We monitored the idle and maximum temperature during testing with HWMonitor to get some idea of the thermal performance and requirements of the drive.

Crucial P310 1TB Temps Chart
Crucial P310 1TB Temps Chart

The P310 2TB can get pretty hot; mine reached 82C. At 82C the drive thermally throttles its performance, so that is not something I wanted affecting my testing. Given that this drive is a 2230-sized drive, I also had to “MacGyver” a cooling solution, but I was able to get it working in one of my heatsinks. All benchmarks were performed with the heatsink mounted to keep temperatures under control. In an average gaming scenario, this drive is unlikely to hit such high temperatures.

Final Words

The Crucial P310 1TB is launching at $115 MSRP for the 1TB drive, and $215 for the 2TB drive. These are MSRP numbers, not sale prices on Amazon, and it happens to be Prime Day at the time of this review. There are certainly less expensive 2TB 2230 drives on the market, though most of them are 5000 MB/s class drives. The only other 7000 MB/s drive I am aware of is the Corsair MP600 Mini and it is $230 for the 2TB drive, so my thinking is that $215 for the P310 2TB is at least somewhat fair.

Crucial P310 1TB Box
Crucial P310 1TB Box

I like the Crucial P310. More accurately, I feel like the P310 is well-targeted at a specific market, rather than being a jack-of-all-trades kind of drive. If you need something for your Steam Deck or ASUS ROG Ally or any other kind of tiny laptop or handheld where the focus is going to be on read performance, then the P310 and its choice of QLC NAND is going to be acceptable. Crucial told us that the P310 achieves its high-performance marks without higher power consumption compared to drives like the WD Black SN770M, which is a very positive thing and jives with the intended usage target for this drive.
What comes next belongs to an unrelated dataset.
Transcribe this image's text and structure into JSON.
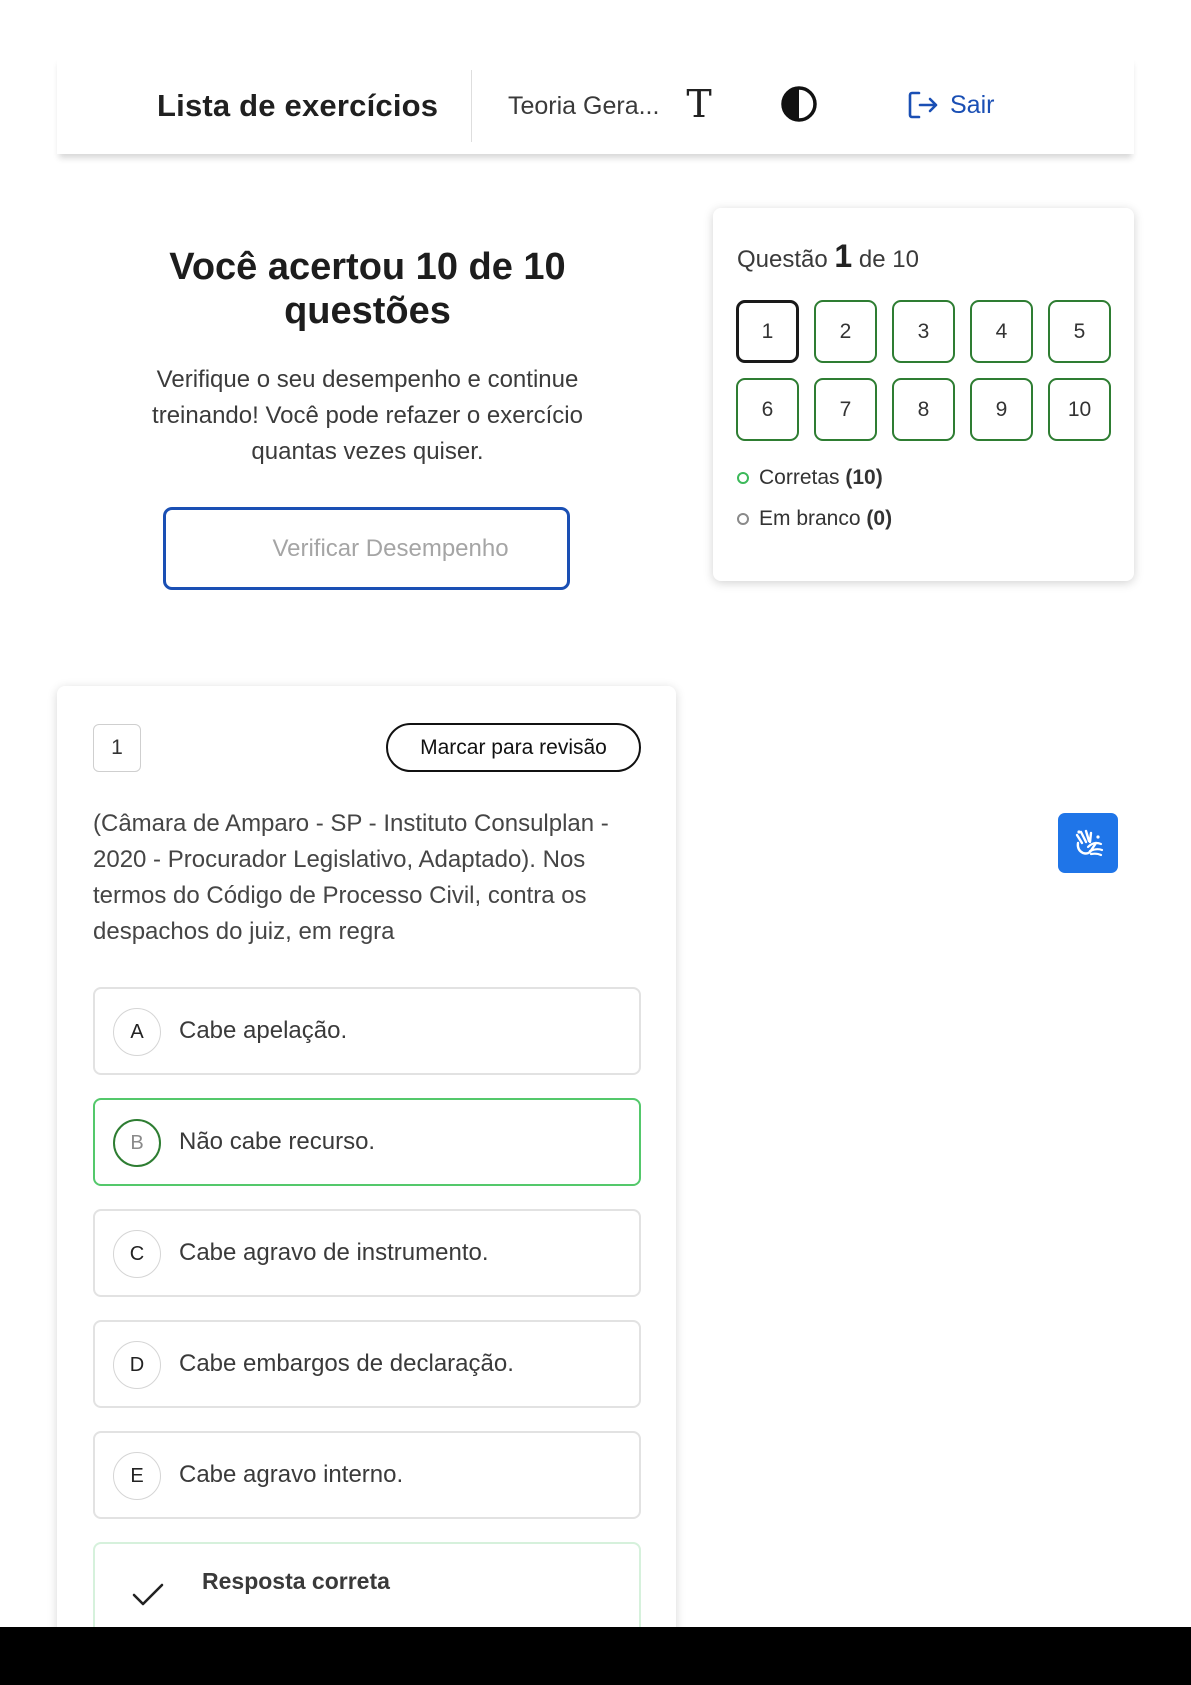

If you want other things out of your drive, like say a heavy access database, write cache drive, or other write-intensive workload, then the P310 is simply not designed for that workload and Crucial is not afraid to admit that. While I do not like the lower-rated endurance, it certainly makes sense in the context of a gaming-focused drive and the read performance is certainly the best I have seen out of a 2230-sized SSD. I feel like, with the P310, its fate will be dictated by the reaction of the market. If the market fills up with other 7000 MB/s 2230 drives that have higher endurance TLC NAND, then the P310 would need to adjust for that via pricing. But for now, with a market full of 5000 MB/s drives as competitors, the Crucial P310 stands pretty tall.

5 COMMENTS

  1. It would be interesting to have a benchmark that reflects the typical “download game at from steam and decompress it simultaneously” workload. At which point does the drive become the limiting factor rather than the network? Some QLC drives become a heavy bottleneck if you have 1Gbit/s download speed if they’re nearing full.

  2. Thomas,
    This drive did not dip that low, even when it was 85% full. It maintained 300+ MB/s write speed.
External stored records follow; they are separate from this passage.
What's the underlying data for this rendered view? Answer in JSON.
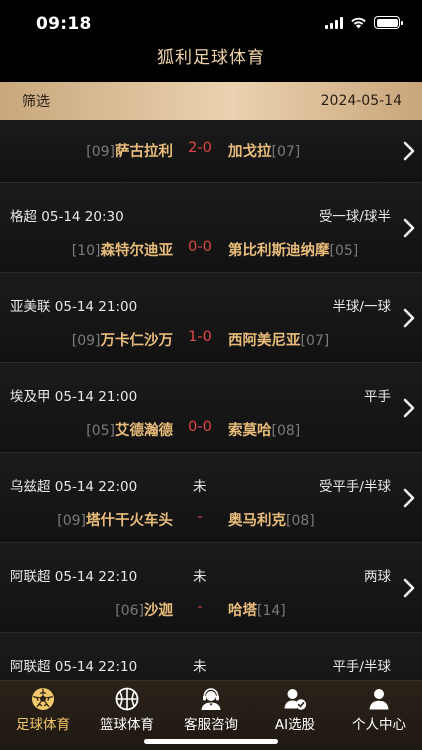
{
  "status": {
    "time": "09:18"
  },
  "app": {
    "title": "狐利足球体育"
  },
  "filter": {
    "label": "筛选",
    "date": "2024-05-14"
  },
  "matches": [
    {
      "league": "",
      "state": "",
      "odds": "",
      "home_rank": "[09]",
      "home": "萨古拉利",
      "score": "2-0",
      "away": "加戈拉",
      "away_rank": "[07]"
    },
    {
      "league": "格超  05-14 20:30",
      "state": "",
      "odds": "受一球/球半",
      "home_rank": "[10]",
      "home": "森特尔迪亚",
      "score": "0-0",
      "away": "第比利斯迪纳摩",
      "away_rank": "[05]"
    },
    {
      "league": "亚美联  05-14 21:00",
      "state": "",
      "odds": "半球/一球",
      "home_rank": "[09]",
      "home": "万卡仁沙万",
      "score": "1-0",
      "away": "西阿美尼亚",
      "away_rank": "[07]"
    },
    {
      "league": "埃及甲  05-14 21:00",
      "state": "",
      "odds": "平手",
      "home_rank": "[05]",
      "home": "艾德瀚德",
      "score": "0-0",
      "away": "索莫哈",
      "away_rank": "[08]"
    },
    {
      "league": "乌兹超  05-14 22:00",
      "state": "未",
      "odds": "受平手/半球",
      "home_rank": "[09]",
      "home": "塔什干火车头",
      "score": "-",
      "away": "奥马利克",
      "away_rank": "[08]"
    },
    {
      "league": "阿联超  05-14 22:10",
      "state": "未",
      "odds": "两球",
      "home_rank": "[06]",
      "home": "沙迦",
      "score": "-",
      "away": "哈塔",
      "away_rank": "[14]"
    },
    {
      "league": "阿联超  05-14 22:10",
      "state": "未",
      "odds": "平手/半球",
      "home_rank": "",
      "home": "",
      "score": "",
      "away": "",
      "away_rank": ""
    }
  ],
  "tabs": [
    {
      "label": "足球体育",
      "icon": "soccer-ball-icon",
      "active": true
    },
    {
      "label": "篮球体育",
      "icon": "basketball-icon",
      "active": false
    },
    {
      "label": "客服咨询",
      "icon": "customer-service-icon",
      "active": false
    },
    {
      "label": "AI选股",
      "icon": "ai-user-check-icon",
      "active": false
    },
    {
      "label": "个人中心",
      "icon": "person-icon",
      "active": false
    }
  ],
  "colors": {
    "accent_gold": "#e8bc7a",
    "score_red": "#e04848",
    "tab_active": "#f3c86a",
    "filter_bar": "#ebd2b0"
  }
}
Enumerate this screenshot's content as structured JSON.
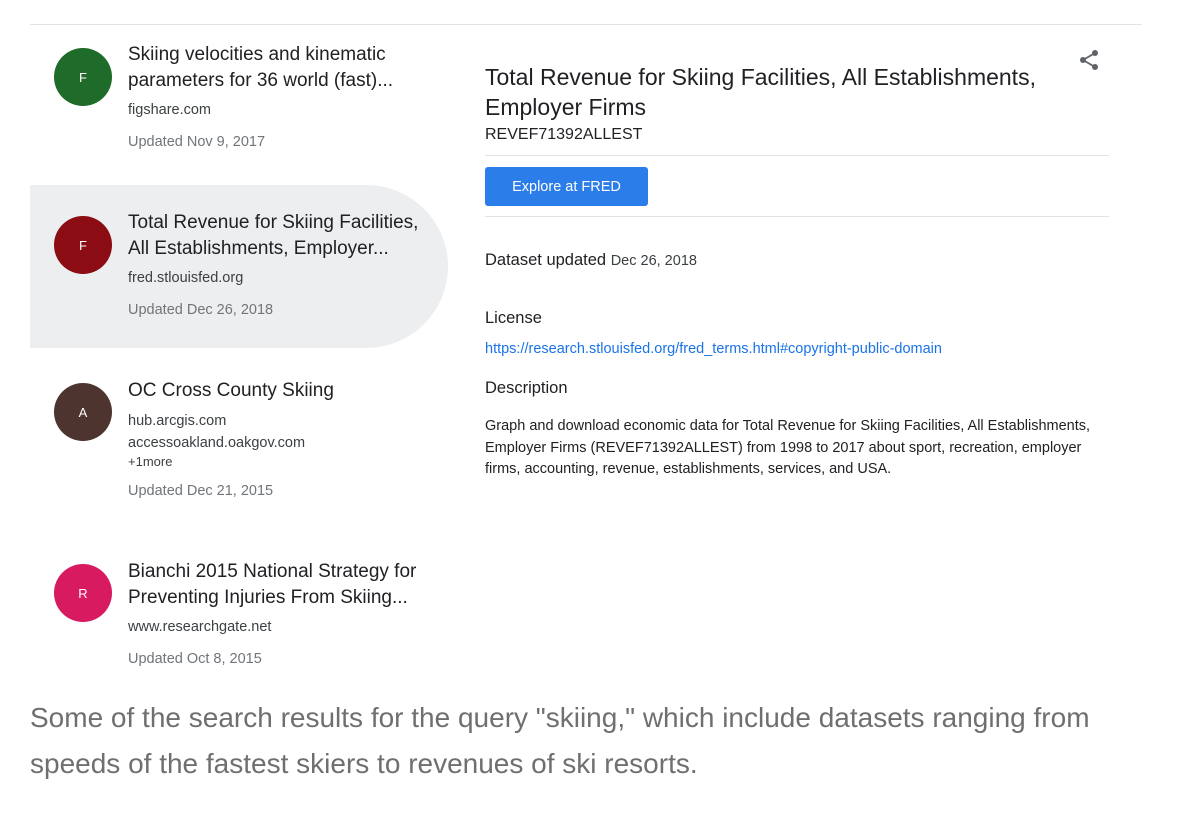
{
  "results": [
    {
      "avatar_letter": "F",
      "avatar_color": "#1f6b2a",
      "title": "Skiing velocities and kinematic parameters for 36 world (fast)...",
      "sources": [
        "figshare.com"
      ],
      "more": "",
      "updated": "Updated Nov 9, 2017",
      "selected": false
    },
    {
      "avatar_letter": "F",
      "avatar_color": "#8b0c12",
      "title": "Total Revenue for Skiing Facilities, All Establishments, Employer...",
      "sources": [
        "fred.stlouisfed.org"
      ],
      "more": "",
      "updated": "Updated Dec 26, 2018",
      "selected": true
    },
    {
      "avatar_letter": "A",
      "avatar_color": "#4e342e",
      "title": "OC Cross County Skiing",
      "sources": [
        "hub.arcgis.com",
        "accessoakland.oakgov.com"
      ],
      "more": "+1more",
      "updated": "Updated Dec 21, 2015",
      "selected": false
    },
    {
      "avatar_letter": "R",
      "avatar_color": "#d81b60",
      "title": "Bianchi 2015 National Strategy for Preventing Injuries From Skiing...",
      "sources": [
        "www.researchgate.net"
      ],
      "more": "",
      "updated": "Updated Oct 8, 2015",
      "selected": false
    }
  ],
  "detail": {
    "title": "Total Revenue for Skiing Facilities, All Establishments, Employer Firms",
    "id": "REVEF71392ALLEST",
    "share_icon": "share-icon",
    "explore_label": "Explore at FRED",
    "accent_color": "#2b7de9",
    "updated_label": "Dataset updated",
    "updated_value": "Dec 26, 2018",
    "license_label": "License",
    "license_url": "https://research.stlouisfed.org/fred_terms.html#copyright-public-domain",
    "description_label": "Description",
    "description": "Graph and download economic data for Total Revenue for Skiing Facilities, All Establishments, Employer Firms (REVEF71392ALLEST) from 1998 to 2017 about sport, recreation, employer firms, accounting, revenue, establishments, services, and USA."
  },
  "caption": "Some of the search results for the query \"skiing,\" which include datasets ranging from speeds of the fastest skiers to revenues of ski resorts."
}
  3. @Thomas. In that use case the CPU is always the limiting factor, the drive speed will always be sufficient.

  4. Personally I’d prefer a 1GB/s transfer rate but at 16TB and for about £200.
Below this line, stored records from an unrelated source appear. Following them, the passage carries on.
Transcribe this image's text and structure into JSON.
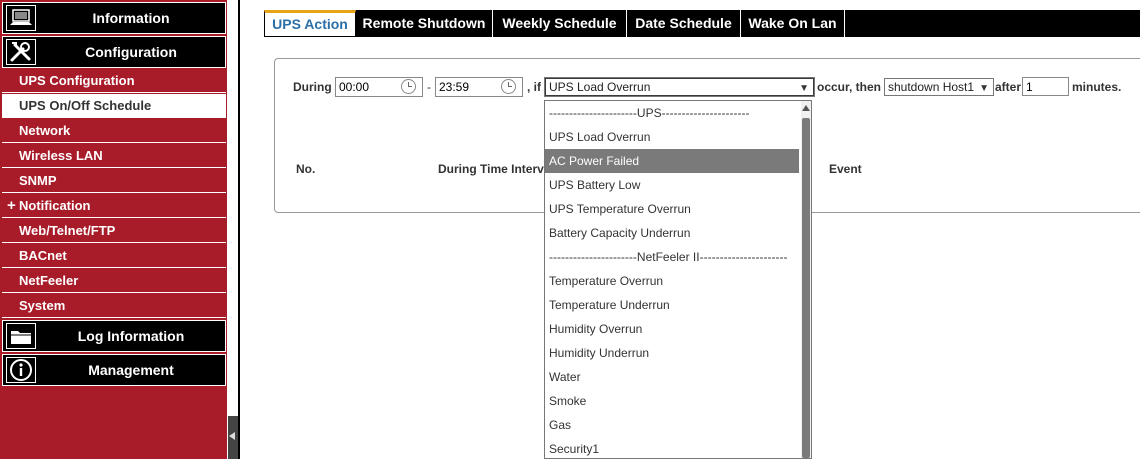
{
  "sidebar": {
    "sections": {
      "information": "Information",
      "configuration": "Configuration",
      "log_information": "Log Information",
      "management": "Management"
    },
    "config_items": [
      "UPS Configuration",
      "UPS On/Off Schedule",
      "Network",
      "Wireless LAN",
      "SNMP",
      "Notification",
      "Web/Telnet/FTP",
      "BACnet",
      "NetFeeler",
      "System"
    ],
    "notification_prefix": "+"
  },
  "tabs": [
    "UPS Action",
    "Remote Shutdown",
    "Weekly Schedule",
    "Date Schedule",
    "Wake On Lan"
  ],
  "form": {
    "during_label": "During",
    "start_time": "00:00",
    "dash": "-",
    "end_time": "23:59",
    "if_label": ", if",
    "event_selected": "UPS Load Overrun",
    "occur_label": "occur, then",
    "action_selected": "shutdown Host1",
    "after_label": "after",
    "after_value": "1",
    "minutes_label": "minutes."
  },
  "table_headers": {
    "no": "No.",
    "interval": "During Time Interv",
    "event": "Event"
  },
  "dropdown_options": [
    "----------------------UPS----------------------",
    "UPS Load Overrun",
    "AC Power Failed",
    "UPS Battery Low",
    "UPS Temperature Overrun",
    "Battery Capacity Underrun",
    "----------------------NetFeeler II----------------------",
    "Temperature Overrun",
    "Temperature Underrun",
    "Humidity Overrun",
    "Humidity Underrun",
    "Water",
    "Smoke",
    "Gas",
    "Security1"
  ],
  "colors": {
    "sidebar_red": "#a81b29",
    "header_black": "#000000",
    "tab_active_text": "#2a6fa8",
    "tab_active_accent": "#e8a317",
    "highlight_gray": "#7a7a7a"
  },
  "icons": {
    "information": "laptop-icon",
    "configuration": "tools-icon",
    "log_information": "folder-icon",
    "management": "info-icon"
  }
}
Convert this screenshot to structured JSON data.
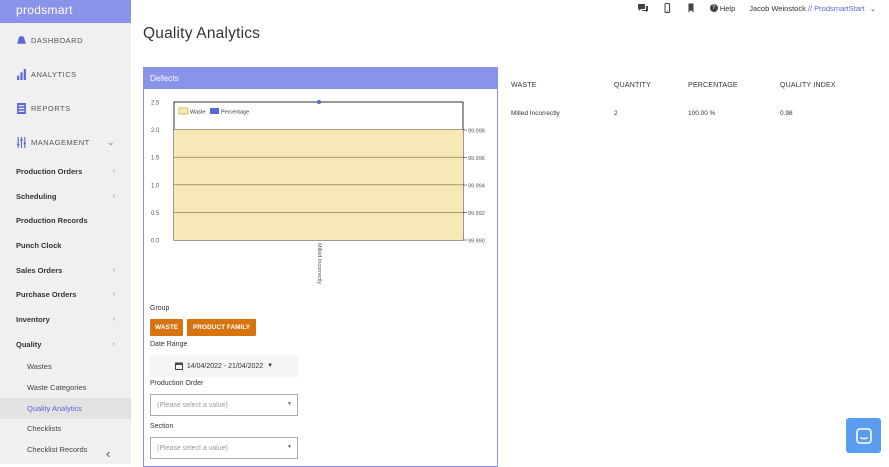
{
  "app": {
    "logo": "prodsmart"
  },
  "sidebar": {
    "top": [
      {
        "label": "DASHBOARD",
        "icon": "bell-icon"
      },
      {
        "label": "ANALYTICS",
        "icon": "bar-chart-icon"
      },
      {
        "label": "REPORTS",
        "icon": "report-icon"
      },
      {
        "label": "MANAGEMENT",
        "icon": "sliders-icon"
      }
    ],
    "items": [
      {
        "label": "Production Orders",
        "chev": "‹"
      },
      {
        "label": "Scheduling",
        "chev": "‹"
      },
      {
        "label": "Production Records",
        "chev": ""
      },
      {
        "label": "Punch Clock",
        "chev": ""
      },
      {
        "label": "Sales Orders",
        "chev": "‹"
      },
      {
        "label": "Purchase Orders",
        "chev": "‹"
      },
      {
        "label": "Inventory",
        "chev": "‹"
      },
      {
        "label": "Quality",
        "chev": "‹"
      }
    ],
    "sub": [
      "Wastes",
      "Waste Categories",
      "Quality Analytics",
      "Checklists",
      "Checklist Records"
    ],
    "collapse": "‹"
  },
  "topbar": {
    "help": "Help",
    "user": "Jacob Weinstock",
    "sep": " // ",
    "company": "ProdsmartStart",
    "caret": "⌄"
  },
  "page": {
    "title": "Quality Analytics"
  },
  "panel": {
    "title": "Defects",
    "group_label": "Group",
    "btn_waste": "WASTE",
    "btn_family": "PRODUCT FAMILY",
    "date_label": "Date Range",
    "date_value": "14/04/2022 - 21/04/2022",
    "po_label": "Production Order",
    "po_placeholder": "(Please select a value)",
    "section_label": "Section",
    "section_placeholder": "(Please select a value)"
  },
  "chart_data": {
    "type": "bar",
    "categories": [
      "Milled Incorrectly"
    ],
    "series": [
      {
        "name": "Waste",
        "values": [
          2
        ],
        "axis": "left",
        "color": "#f7e8b8"
      },
      {
        "name": "Percentage",
        "values": [
          100
        ],
        "axis": "right",
        "color": "#5a67d8"
      }
    ],
    "left_ticks": [
      "2.5",
      "2.0",
      "1.5",
      "1.0",
      "0.5",
      "0.0"
    ],
    "right_ticks": [
      "99.998",
      "99.996",
      "99.994",
      "99.992",
      "99.990"
    ],
    "ylim": [
      0,
      2.5
    ],
    "legend": "top-left"
  },
  "table": {
    "headers": [
      "WASTE",
      "QUANTITY",
      "PERCENTAGE",
      "QUALITY INDEX"
    ],
    "rows": [
      [
        "Milled Incorrectly",
        "2",
        "100.00 %",
        "0.98"
      ]
    ]
  }
}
    Don’t really mind the form factor.

    I understand this won’t happen due to market forces, but still, nice to dream.

  5. Cooling does seem ahem, crucial. We’ve found lots of good cooling solutions for 2280 drives but will need to look into solutions that can work where we are using these for 2230-sized ones. Thatbeing said, there are several use cases in our environment where the physically smller ones would be useful, and this seems like a good option.